The Original Question (informal):
I have a black-box linear system $f:\mathbb{R}^N\rightarrow\mathbb{R}^M~(0\ll M\ll N)$. It is guaranteed that there exists a full-rank matrix $\mathbf{A}\in\mathbb{R}^{M\times N}$ satisfying $\forall \mathbf{x}\in\mathbb{R}^N,f(\mathbf{x})\equiv\mathbf{Ax}$. Here I call $\mathbf{A}$ the transformation matrix of $f$.
Now given a vector $\mathbf{y}\in\mathbb{R}^M$, I want to calculate $\mathbf{z}=\mathbf{A}^+\mathbf{y}\in\mathbb{R}^N$, where $\mathbf{A}^+\in\mathbb{R}^{N\times M}$, satisfying $\mathbf{AA}^+=\mathbf{I}_M$ in some cases, is the Moore–Penrose inverse of $\mathbf{A}$ (Reference 1).
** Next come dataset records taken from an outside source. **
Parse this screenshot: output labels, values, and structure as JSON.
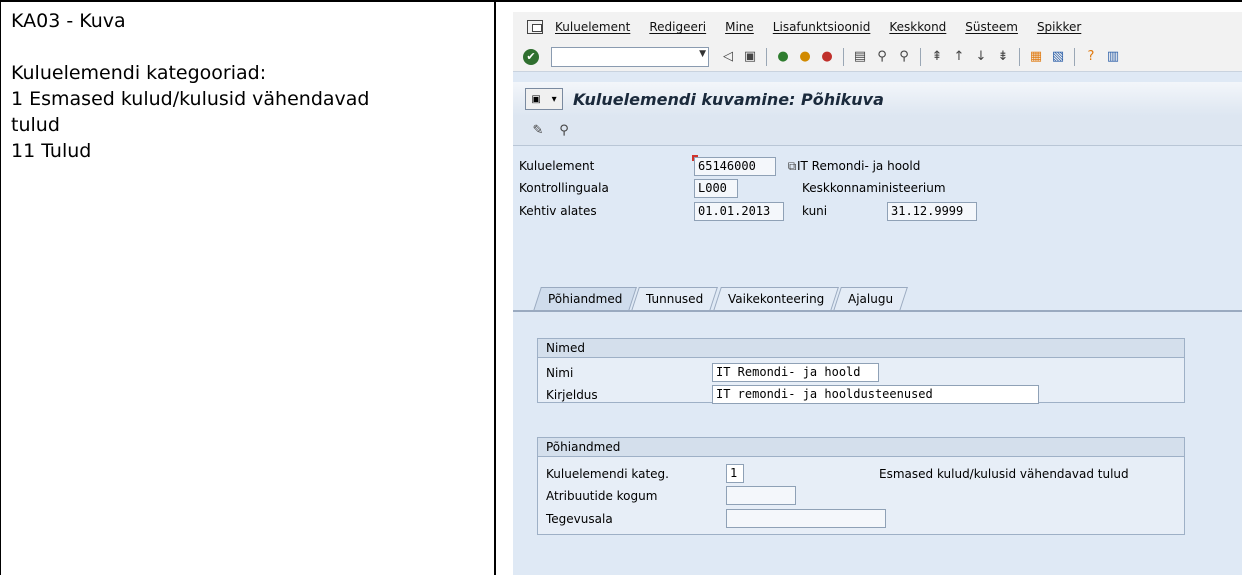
{
  "doc": {
    "title": "KA03 - Kuva",
    "categories_heading": "Kuluelemendi kategooriad:",
    "line1": "1 Esmased kulud/kulusid vähendavad",
    "line2": "tulud",
    "line3": "11 Tulud"
  },
  "menubar": {
    "items": [
      "Kuluelement",
      "Redigeeri",
      "Mine",
      "Lisafunktsioonid",
      "Keskkond",
      "Süsteem",
      "Spikker"
    ]
  },
  "screen": {
    "title": "Kuluelemendi kuvamine: Põhikuva"
  },
  "header_fields": {
    "cost_element_label": "Kuluelement",
    "cost_element_value": "65146000",
    "cost_element_text": "IT Remondi- ja hoold",
    "controlling_area_label": "Kontrollinguala",
    "controlling_area_value": "L000",
    "controlling_area_text": "Keskkonnaministeerium",
    "valid_from_label": "Kehtiv alates",
    "valid_from_value": "01.01.2013",
    "to_label": "kuni",
    "to_value": "31.12.9999"
  },
  "tabs": [
    "Põhiandmed",
    "Tunnused",
    "Vaikekonteering",
    "Ajalugu"
  ],
  "names_group": {
    "title": "Nimed",
    "name_label": "Nimi",
    "name_value": "IT Remondi- ja hoold",
    "desc_label": "Kirjeldus",
    "desc_value": "IT remondi- ja hooldusteenused"
  },
  "basic_group": {
    "title": "Põhiandmed",
    "category_label": "Kuluelemendi kateg.",
    "category_value": "1",
    "category_text": "Esmased kulud/kulusid vähendavad tulud",
    "attribute_label": "Atribuutide kogum",
    "attribute_value": "",
    "function_label": "Tegevusala",
    "function_value": ""
  }
}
There are some supplementary information:
I may know that there is a way to get the explicit form of $\mathbf{A}$ from a given fixed $f$ (Reference 2). However, since $M$ and $N$ are both very large numbers (about $10^6$ or even $10^9$), I would not get $\mathbf{A}$, explicitly calculate $\mathbf{A}^+$, and finally calculate $\mathbf{z=A}^+\mathbf{y}$. (The computational complexity of direct calculation is too high for me.) I may want an indirect way of obtaining $\mathbf{z=A}^+\mathbf{y}$.
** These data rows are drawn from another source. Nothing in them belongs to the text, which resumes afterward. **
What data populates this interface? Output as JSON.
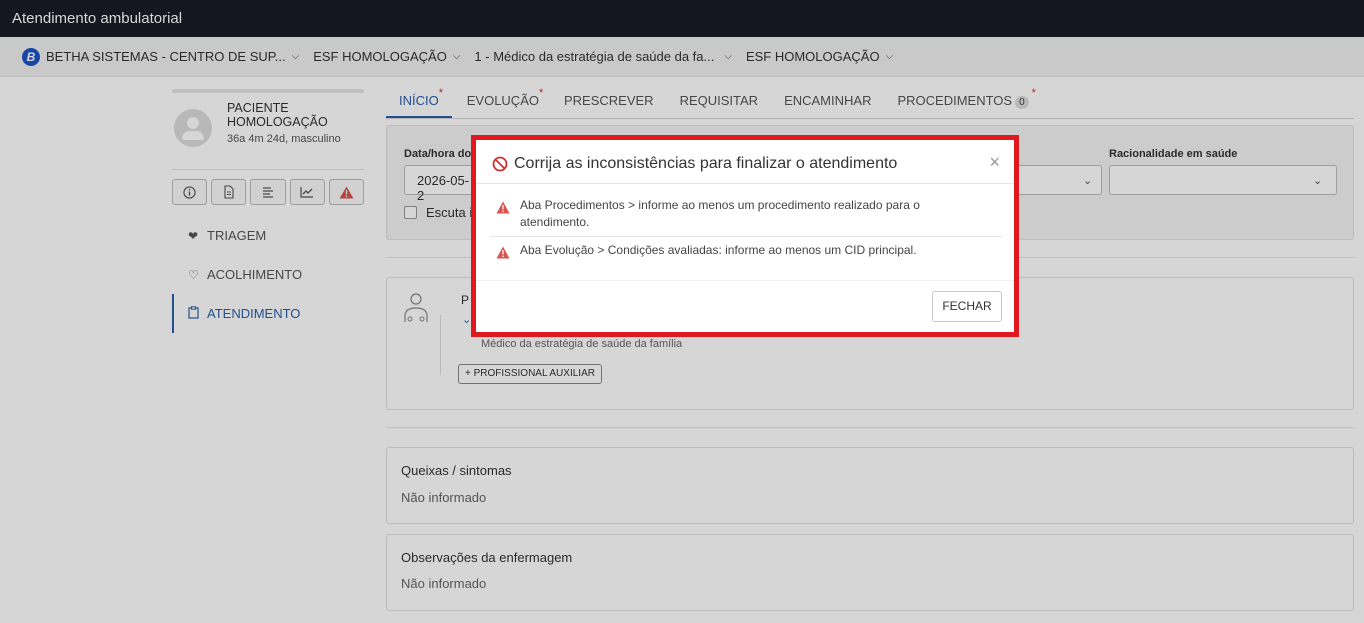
{
  "window": {
    "title": "Atendimento ambulatorial"
  },
  "context_bar": {
    "logo_letter": "B",
    "items": [
      {
        "label": "BETHA SISTEMAS - CENTRO DE SUP..."
      },
      {
        "label": "ESF HOMOLOGAÇÃO"
      },
      {
        "label": "1 - Médico da estratégia de saúde da fa..."
      },
      {
        "label": "ESF HOMOLOGAÇÃO"
      }
    ]
  },
  "patient": {
    "name": "PACIENTE HOMOLOGAÇÃO",
    "meta": "36a 4m 24d, masculino"
  },
  "sidebar": {
    "action_icons": [
      "info-icon",
      "document-icon",
      "list-icon",
      "chart-icon",
      "warning-icon"
    ],
    "items": [
      {
        "label": "TRIAGEM",
        "icon": "heartbeat-icon"
      },
      {
        "label": "ACOLHIMENTO",
        "icon": "heart-icon"
      },
      {
        "label": "ATENDIMENTO",
        "icon": "clipboard-icon",
        "active": true
      }
    ]
  },
  "tabs": [
    {
      "label": "INÍCIO",
      "required": "*",
      "active": true
    },
    {
      "label": "EVOLUÇÃO",
      "required": "*"
    },
    {
      "label": "PRESCREVER"
    },
    {
      "label": "REQUISITAR"
    },
    {
      "label": "ENCAMINHAR"
    },
    {
      "label": "PROCEDIMENTOS",
      "badge": "0",
      "required": "*"
    }
  ],
  "form": {
    "date_label": "Data/hora do",
    "date_value": "2026-05-2",
    "rationality_label": "Racionalidade em saúde",
    "rationality_value": "",
    "escuta_label": "Escuta i"
  },
  "professional": {
    "label_fragment": "P",
    "role": "Médico da estratégia de saúde da família",
    "add_aux_button": "PROFISSIONAL AUXILIAR",
    "add_symbol": "+"
  },
  "cards": [
    {
      "title": "Queixas / sintomas",
      "value": "Não informado"
    },
    {
      "title": "Observações da enfermagem",
      "value": "Não informado"
    }
  ],
  "modal": {
    "title": "Corrija as inconsistências para finalizar o atendimento",
    "close_symbol": "×",
    "messages": [
      {
        "text": "Aba Procedimentos > informe ao menos um procedimento realizado para o atendimento."
      },
      {
        "text": "Aba Evolução > Condições avaliadas: informe ao menos um CID principal."
      }
    ],
    "close_button": "FECHAR"
  },
  "colors": {
    "accent": "#2b5fa8",
    "error_frame": "#e0191f",
    "required": "#d32f2f",
    "titlebar": "#1b1b28"
  }
}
The inner structure of linear $f$ is very complicated. Actually, $f$ is a black-box. But in my system, I can conveniently calculate $f(\mathbf{r})$ for any given $\mathbf{r}\in\mathbb{R}^N$. In other words, the forward pass of $f$ is fast and efficient.
I may not need $\mathbf{A}$, $\mathbf{A}^+$ or some operators about them. I may only want $\mathbf{z=A}^+\mathbf{y}$, which is known to be unique when $\mathbf{y}$ and $f$ are given and fixed.
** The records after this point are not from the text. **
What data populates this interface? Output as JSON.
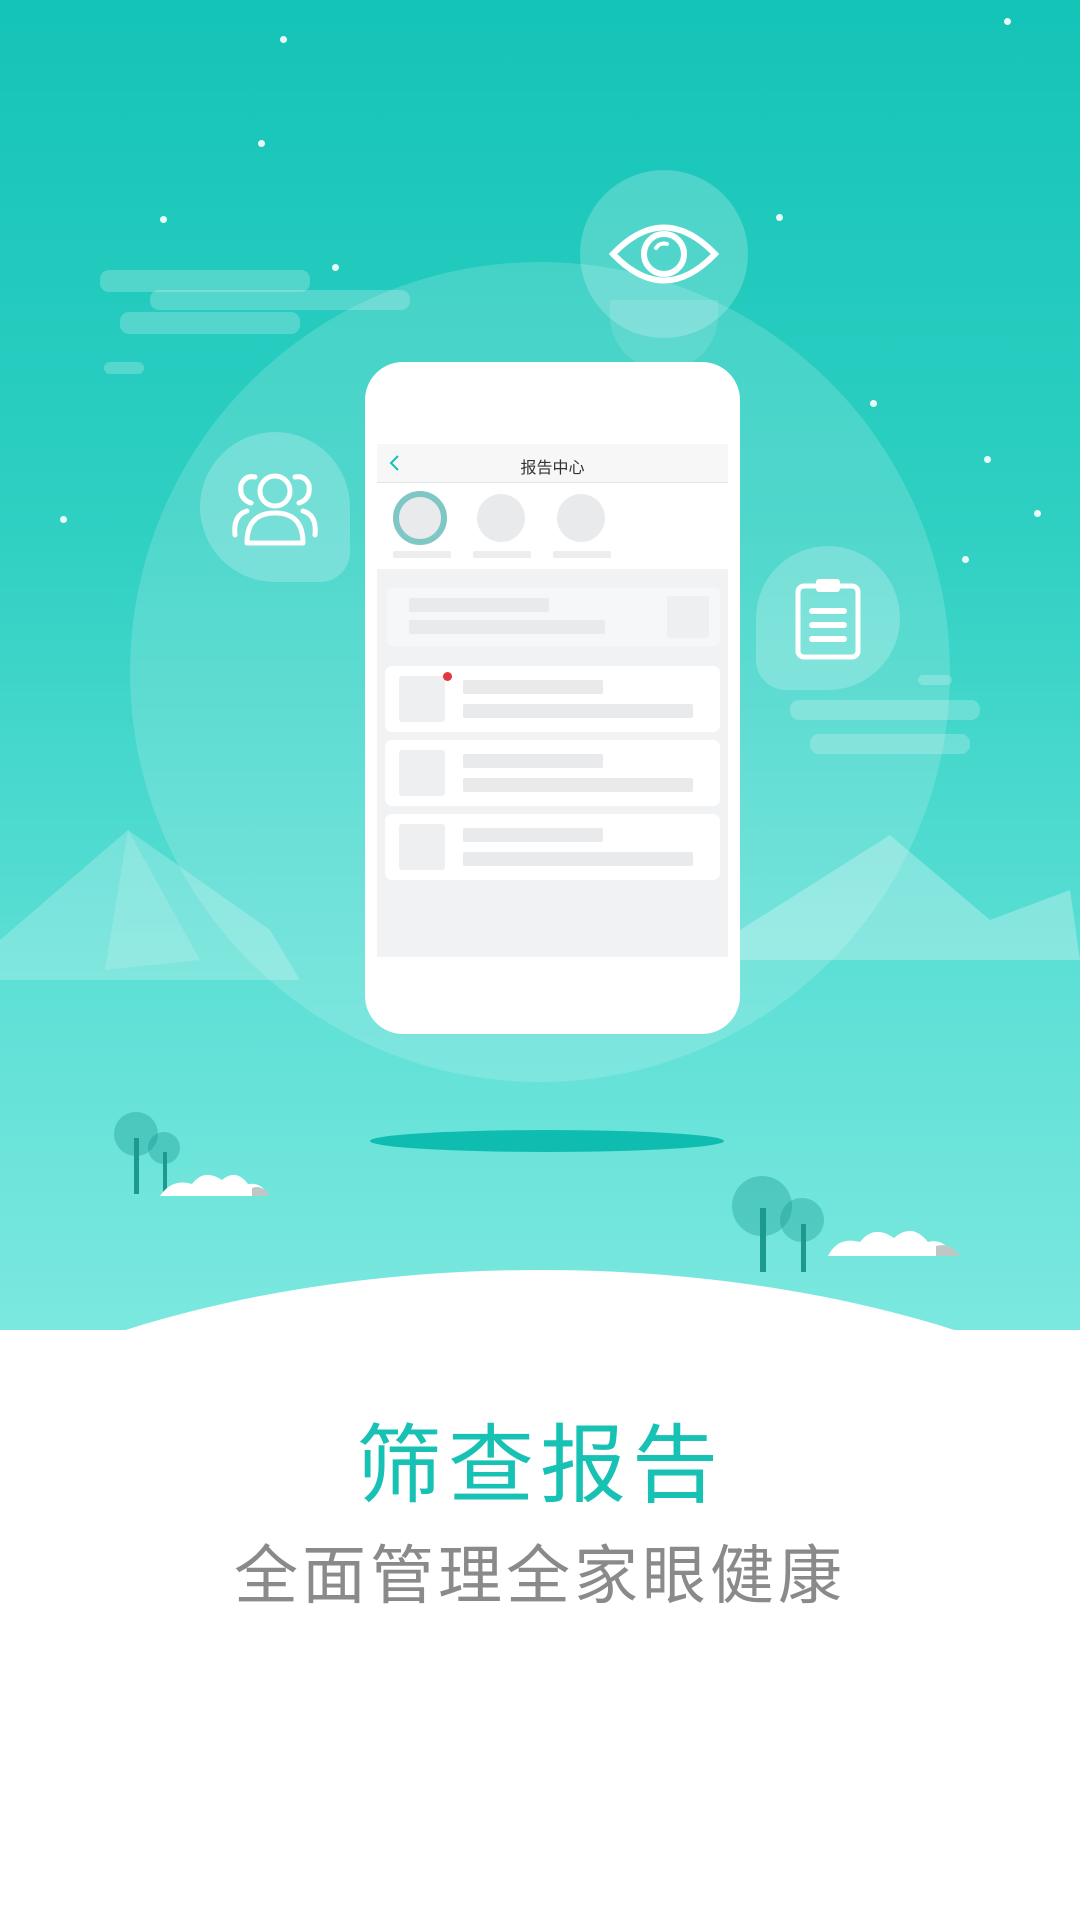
{
  "phone": {
    "app_title": "报告中心"
  },
  "headline": {
    "title": "筛查报告",
    "subtitle": "全面管理全家眼健康"
  },
  "colors": {
    "accent": "#17c1b4",
    "subtitle": "#8a8a8a",
    "badge": "#e0383e"
  }
}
There are no prior knowledge about $f$, $\mathbf{A}$ and $\mathbf{y}$. In other words, their inner values or elements can be random numbers, like some noise.
So, how to get $\mathbf{z=A}^+\mathbf{y}$ efficiently?
Some of My Efforts:
I was trying to search an $\mathbf{x}$ satisfying $\mathbf{Ax=y}$. To be concrete, I use a tool dubbed PyTorch (a deep learning framework on Python) to optimize a randomly initialized $\mathbf{x}$ with a loss function $\mathcal{L}=\lVert f(\mathbf{x})-\mathbf{y} \rVert _2^2$. And $f$ is a neural network in my own implementation. When $\mathcal{L}$ hits $0$, I stop my optimization program and get the estimation.
However, since $0\ll M\ll N$, there may exist $\mathbf{x}_1$ and $\mathbf{x}_2$ satisfying $\mathbf{x}_1\ne \mathbf{x}_2$ and $\mathbf{Ax}_1=\mathbf{Ax}_2=\mathbf{y}$. Therefore, I think this method could not exactly find the unique $\mathbf{z=A}^+\mathbf{y}$ that I want.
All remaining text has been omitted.